Food post! Saturday lunch: Peppered chicken breast with spinach and strawberry salad. Recipe from the Paleo Diet Cookbook by Loren Cordain. This recipe was in the book under the title “Homewood chicken”, but near as I can tell, it has little or nothing to do with Jefferson county. The chicken was started in the skillet, then baked for 30 minutes, then finished with a 5 minute broil. Easily the most involved Paleo recipe I’ve seen. It was accompanied by fennel, mushrooms, and radishes (the recipe called for tomatoes, but I was out). I served it with a salad of spinach and strawberries topped with cashews and a pepper/lemon juice vinegarette.

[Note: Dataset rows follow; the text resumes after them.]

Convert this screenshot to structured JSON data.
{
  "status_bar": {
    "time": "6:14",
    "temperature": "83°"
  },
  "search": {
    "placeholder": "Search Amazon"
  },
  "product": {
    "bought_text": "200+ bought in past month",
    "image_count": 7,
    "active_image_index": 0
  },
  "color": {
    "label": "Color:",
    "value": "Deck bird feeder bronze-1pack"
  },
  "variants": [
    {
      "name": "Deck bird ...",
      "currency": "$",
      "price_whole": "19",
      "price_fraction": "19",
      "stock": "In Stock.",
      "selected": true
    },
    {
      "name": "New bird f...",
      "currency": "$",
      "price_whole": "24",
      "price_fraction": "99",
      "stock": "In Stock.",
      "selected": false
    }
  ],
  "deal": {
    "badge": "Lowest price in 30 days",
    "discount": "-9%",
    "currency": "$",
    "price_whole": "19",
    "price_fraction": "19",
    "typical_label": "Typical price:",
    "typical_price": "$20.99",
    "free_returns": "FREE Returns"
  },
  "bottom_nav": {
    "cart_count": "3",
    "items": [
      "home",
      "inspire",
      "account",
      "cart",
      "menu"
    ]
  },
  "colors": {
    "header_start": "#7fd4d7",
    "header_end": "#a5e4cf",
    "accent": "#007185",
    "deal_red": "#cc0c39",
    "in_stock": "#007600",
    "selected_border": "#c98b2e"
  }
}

Food post! Monday dinner: Altamira Stuffed Chicken, boiled root veggies, and spinach salad. Recipes from The Paleo Diet by Loren Cordain. The recipe actually called for stuffing a whole chicken; I adapted it by tenderizing a chicken breast with a mallet, layering the stuffing on top, then rolling it Cordon Blue style. The stuffing was assembled from chicken livers, celery, apples, raisins, white wine (recipe called for red), and walnuts. The side dish was simply boiled carrots and parsnips, seasoned with pepper and dill. I served it with a spinach salad made with walnuts and grape tomatoes.
And in a side note, I was in New Orleans all last week when the bad weather rolled through Tuscaloosa. I was lucky, I came back to find my house and vehicles were still there. Where I live (north of the river off of Snows Mill Avenue) had hardly any damage. A tree was down in my neighborhood, and part of a fence was blown over. Otherwise, nothing. Like I said, lucky.
Food post! Sunday breakfast: Scrambled eggs, chicken sausage, and blackberries. Didn’t bother with any recipes, just cooked breakfast.
Food post! Saturday lunch: yellow curry soup. Made with yellow bell pepper, minced garlic, eggplant, onions, free-range chicken, straw mushrooms, coconut milk, turmeric, curry powder, cumin, and ground ginger.